The Response of the C3-CAM Tree,Clusia rosea, to Light and Water Stress

Abstract

Gas exchange in Clusia rosea has been measured under various conditions of water status, light and leaf-air vapour pressure deficit (Δ_w, mbar bar⁻¹) which produce daytime (C₃), night-time (CAM) or 24 h uptake of CO₂. At high light levels, at a Δ_w of 6.6, well-watered plants utilized C₃ photosynthesis while CAM and 24 h uptake occurred under lower light levels and with low to normal water availability and differing Δ_w (13.5 and 3.4, respectively). CO₂ uptake was highest, stomatal conductance to water vapour (gH₂o) lowest, and water use efficiency (WUE) highest in plants using C₃ photosynthesis. This latter fact is contrary to the accepted view that CAM is most water use efficient, i.e. it optimizes CO₂ uptake with minimal water loss.
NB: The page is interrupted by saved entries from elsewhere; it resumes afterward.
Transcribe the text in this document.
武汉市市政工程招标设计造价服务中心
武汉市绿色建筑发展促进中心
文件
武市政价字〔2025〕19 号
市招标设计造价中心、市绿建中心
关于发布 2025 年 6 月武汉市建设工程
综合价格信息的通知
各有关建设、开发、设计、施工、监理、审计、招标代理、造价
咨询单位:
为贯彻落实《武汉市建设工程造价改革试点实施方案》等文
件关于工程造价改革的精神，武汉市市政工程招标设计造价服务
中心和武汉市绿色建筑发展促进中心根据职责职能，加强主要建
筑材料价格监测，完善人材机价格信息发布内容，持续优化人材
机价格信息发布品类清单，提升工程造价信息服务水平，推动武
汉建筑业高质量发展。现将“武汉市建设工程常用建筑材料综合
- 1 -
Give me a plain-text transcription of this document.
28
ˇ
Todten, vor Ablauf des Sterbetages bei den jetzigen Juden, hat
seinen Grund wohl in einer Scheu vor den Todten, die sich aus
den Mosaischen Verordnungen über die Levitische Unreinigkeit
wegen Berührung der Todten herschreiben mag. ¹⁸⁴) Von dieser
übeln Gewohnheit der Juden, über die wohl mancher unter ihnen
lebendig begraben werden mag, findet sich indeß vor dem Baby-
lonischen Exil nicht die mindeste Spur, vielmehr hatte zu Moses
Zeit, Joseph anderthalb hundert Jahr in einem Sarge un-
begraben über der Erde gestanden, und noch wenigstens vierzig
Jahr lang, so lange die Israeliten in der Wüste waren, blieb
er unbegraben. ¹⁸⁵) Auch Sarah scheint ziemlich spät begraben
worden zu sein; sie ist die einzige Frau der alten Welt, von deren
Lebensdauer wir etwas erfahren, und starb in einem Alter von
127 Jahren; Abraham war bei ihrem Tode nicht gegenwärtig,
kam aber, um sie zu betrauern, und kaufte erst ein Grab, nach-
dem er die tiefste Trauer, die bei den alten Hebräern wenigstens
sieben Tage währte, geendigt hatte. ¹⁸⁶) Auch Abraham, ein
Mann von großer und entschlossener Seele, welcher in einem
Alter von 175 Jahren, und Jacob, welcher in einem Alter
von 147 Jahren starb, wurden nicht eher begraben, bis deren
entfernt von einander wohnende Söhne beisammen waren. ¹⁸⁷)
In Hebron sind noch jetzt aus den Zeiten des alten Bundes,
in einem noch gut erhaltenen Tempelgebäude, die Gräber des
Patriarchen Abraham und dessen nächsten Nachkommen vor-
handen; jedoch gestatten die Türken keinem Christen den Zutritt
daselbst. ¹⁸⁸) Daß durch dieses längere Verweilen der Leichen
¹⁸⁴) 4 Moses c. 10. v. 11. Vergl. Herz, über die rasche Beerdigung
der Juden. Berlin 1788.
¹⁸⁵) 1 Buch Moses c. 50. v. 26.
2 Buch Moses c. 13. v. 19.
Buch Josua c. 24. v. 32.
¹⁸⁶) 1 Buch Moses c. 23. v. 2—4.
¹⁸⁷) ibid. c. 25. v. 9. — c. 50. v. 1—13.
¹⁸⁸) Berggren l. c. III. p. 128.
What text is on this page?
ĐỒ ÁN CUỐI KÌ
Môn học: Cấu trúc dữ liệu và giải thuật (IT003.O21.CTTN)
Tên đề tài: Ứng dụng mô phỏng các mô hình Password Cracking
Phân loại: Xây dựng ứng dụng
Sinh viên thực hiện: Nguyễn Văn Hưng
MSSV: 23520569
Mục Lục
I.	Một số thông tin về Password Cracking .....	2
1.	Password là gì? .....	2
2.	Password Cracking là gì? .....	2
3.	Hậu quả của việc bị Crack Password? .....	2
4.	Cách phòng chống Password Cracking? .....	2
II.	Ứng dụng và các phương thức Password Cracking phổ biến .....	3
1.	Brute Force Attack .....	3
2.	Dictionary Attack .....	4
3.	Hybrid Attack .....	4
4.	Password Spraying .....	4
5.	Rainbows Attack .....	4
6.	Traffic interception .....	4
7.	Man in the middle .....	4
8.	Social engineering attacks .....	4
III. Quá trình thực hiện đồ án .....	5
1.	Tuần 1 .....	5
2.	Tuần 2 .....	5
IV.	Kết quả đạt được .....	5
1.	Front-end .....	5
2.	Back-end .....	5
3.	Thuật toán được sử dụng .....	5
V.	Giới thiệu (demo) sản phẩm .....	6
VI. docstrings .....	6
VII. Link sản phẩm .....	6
It is suggested that the low CO₂ uptake in CAM photosynthesis may be related not only to the higher Δ_w but also to the fact that Clusia species accumulate citrate which may originate from β-carboxylation of fatty acids (i.e. an internal source of CO₂) and does not contribute to night-time external CO₂ assimilation. Curves of assimilation (A) versus internal partial pressure of CO₂ (A/c₁) for the three photosynthetic types, under atmospheric conditions, did not produce a single trend. The trends which were produced represent the supply function for the interaction, under differing modes of photosynthesis, of the two major enzyme systems involved in CAM.